Nell’ultimo caso, si può andare incontro a conseguenze serie che potrebbero mettere in pericolo anche la vita. È quindi importante riconoscere innanzitutto il tipo di puntura d’insetto così da poter intervenire prontamente. Ecco quindi le quattro punture d’insetto più comuni, e i consigli su come intervenire. 
   

rsz_ape_

Puntura d’ape

Le punture d’ape possono provocare diversi tipi di reazione, che variano a seconda della soglia del dolore di una persona, e a seconda della presenza o meno di allergie. Come intervenire in questo caso?

La prima cosa da fare è cercare di rimuovere il pungiglione. Intervenire entro i primi 20 secondi dalla puntura aiuta ad aumentare l’efficacia. Anche pochi secondi di ritardo causerebbero un rilascio di veleno maggiore, e quindi un danno più grande. Riflettere troppo su “come” estrarre il pungiglione potrebbe quindi rivelarsi controproducente. Per rimuovere prontamente il pungiglione, si possono seguire questi consigli:

  • cercare, per quanto possibile, di non rompere la vescica che contiene il pungiglione;
  • evitare l’uso di pinzette perchè potrebbero rompere la vescica che contiene il pungiglione.
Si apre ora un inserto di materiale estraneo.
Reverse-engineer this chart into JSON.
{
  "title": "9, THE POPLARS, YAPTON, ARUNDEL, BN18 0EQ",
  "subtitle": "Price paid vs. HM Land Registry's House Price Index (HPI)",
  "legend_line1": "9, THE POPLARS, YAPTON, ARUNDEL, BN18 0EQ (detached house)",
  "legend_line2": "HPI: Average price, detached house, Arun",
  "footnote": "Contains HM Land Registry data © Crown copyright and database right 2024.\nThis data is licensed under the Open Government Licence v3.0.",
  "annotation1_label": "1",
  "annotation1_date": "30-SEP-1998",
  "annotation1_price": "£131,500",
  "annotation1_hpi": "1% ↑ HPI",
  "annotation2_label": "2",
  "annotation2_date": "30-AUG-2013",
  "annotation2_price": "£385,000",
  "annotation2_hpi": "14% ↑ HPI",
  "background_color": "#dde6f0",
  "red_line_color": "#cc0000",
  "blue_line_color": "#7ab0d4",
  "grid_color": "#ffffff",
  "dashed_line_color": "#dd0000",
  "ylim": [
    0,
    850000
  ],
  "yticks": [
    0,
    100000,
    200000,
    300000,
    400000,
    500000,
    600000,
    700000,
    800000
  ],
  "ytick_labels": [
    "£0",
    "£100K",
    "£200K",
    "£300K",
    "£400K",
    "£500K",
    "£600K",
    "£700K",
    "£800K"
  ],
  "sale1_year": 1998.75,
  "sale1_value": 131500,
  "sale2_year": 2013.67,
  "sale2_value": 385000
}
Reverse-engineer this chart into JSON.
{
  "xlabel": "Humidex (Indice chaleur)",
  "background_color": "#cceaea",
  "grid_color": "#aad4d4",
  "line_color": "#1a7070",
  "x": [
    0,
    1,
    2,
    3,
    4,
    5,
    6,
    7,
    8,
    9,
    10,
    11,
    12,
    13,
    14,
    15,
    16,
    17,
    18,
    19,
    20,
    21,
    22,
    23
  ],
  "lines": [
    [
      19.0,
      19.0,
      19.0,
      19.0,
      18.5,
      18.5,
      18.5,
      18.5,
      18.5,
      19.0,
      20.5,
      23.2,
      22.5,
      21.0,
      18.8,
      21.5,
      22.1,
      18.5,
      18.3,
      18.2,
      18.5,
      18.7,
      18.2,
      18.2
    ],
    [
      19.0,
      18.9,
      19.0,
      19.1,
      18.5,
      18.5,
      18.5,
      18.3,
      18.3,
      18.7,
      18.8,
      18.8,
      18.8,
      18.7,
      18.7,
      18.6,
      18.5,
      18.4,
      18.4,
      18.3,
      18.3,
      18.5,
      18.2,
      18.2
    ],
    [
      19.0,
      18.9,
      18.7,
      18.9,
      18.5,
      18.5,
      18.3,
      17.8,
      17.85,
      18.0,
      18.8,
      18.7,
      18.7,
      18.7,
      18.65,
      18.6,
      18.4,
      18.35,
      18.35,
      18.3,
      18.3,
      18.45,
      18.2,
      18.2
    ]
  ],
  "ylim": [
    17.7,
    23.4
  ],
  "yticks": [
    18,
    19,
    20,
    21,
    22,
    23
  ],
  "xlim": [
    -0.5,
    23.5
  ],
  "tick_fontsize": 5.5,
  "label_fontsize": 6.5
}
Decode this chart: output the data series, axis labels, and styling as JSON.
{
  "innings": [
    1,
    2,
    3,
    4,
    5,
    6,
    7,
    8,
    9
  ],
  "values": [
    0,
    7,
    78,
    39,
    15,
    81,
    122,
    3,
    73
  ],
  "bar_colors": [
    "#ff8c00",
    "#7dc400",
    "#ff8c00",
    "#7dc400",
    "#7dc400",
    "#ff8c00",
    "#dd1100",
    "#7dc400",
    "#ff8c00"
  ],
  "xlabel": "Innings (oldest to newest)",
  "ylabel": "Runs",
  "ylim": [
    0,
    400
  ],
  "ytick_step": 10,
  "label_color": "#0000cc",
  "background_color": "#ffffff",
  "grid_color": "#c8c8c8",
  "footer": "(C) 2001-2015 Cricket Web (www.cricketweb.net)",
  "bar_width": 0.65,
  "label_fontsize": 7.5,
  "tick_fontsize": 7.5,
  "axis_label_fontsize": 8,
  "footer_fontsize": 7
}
Meglio utilizzare un oggetto rigido, come una carta di credito;
  • anche le mani, se lavate con cura, vanno bene per la rimozione: basta eseguire una pressione sulla vescica come se si stesse schiacciando un brufolo.

Quando il pungiglione è stato rimosso, fare numerosi impacchi di acqua fredda e utilizzare delle creme a base di cortisone fino alla guarigione.

 

rsz_li-ming-202802

Puntura di vespa o calabrone

Le punture di vespa o calabrone, a differenza di quelle d’ape, non rilasciano il pungiglione nella cute. Il risvolto negativo è che sia la vespa che il calabrone possono pungere più di una volta. Per questo, una volta punti, è meglio allontanarsi dal punto dove si è stati punti. Per quanto riguarda le azioni da fare successivamente, ecco qualche pratico consiglio:
  • pulire la zona infetta con acqua e sapone;
  • far scorrere l’acqua fredda, o applicare del ghiaccio continuativamente per evitare che la zona si infiammi di più;
  • utilizzare creme cortisoniche o antistaminiche;

 

Zanzara

Puntura  di zanzara

Gli insetti “ematofagi”, come le zanzare, pungono per alimentarsi, infliggendo una o più punture nelle zone scoperte del corpo. Il risultato della puntura sono delle piccole escrescenze simili a bollicine che provocano prurito. Quest’ultimo è dovuto alla reazione del sistema immunitario, anche se le conseguenze non sono da considerarsi gravi. Per combattere il prurito, ed evitare l’irritazione della cute, è consigliabile utilizzare una pomata antistaminica per i due giorni successivi alla puntura.

 

Zecca-dito

Puntura di zecca

La zecca generalmente la si incontra nei boschi o nei prati, e solitamente pungono una sola volta. La puntura si riconosce dalla presenza di un piccolo punto rosso al centro della papula (escrescenza cutanea). Per evitare i rischi di infezione, è importante cercare di rimuovere la zecca nel minor tempo possibile. La si può afferrare con delle pinzette facendola ruotare.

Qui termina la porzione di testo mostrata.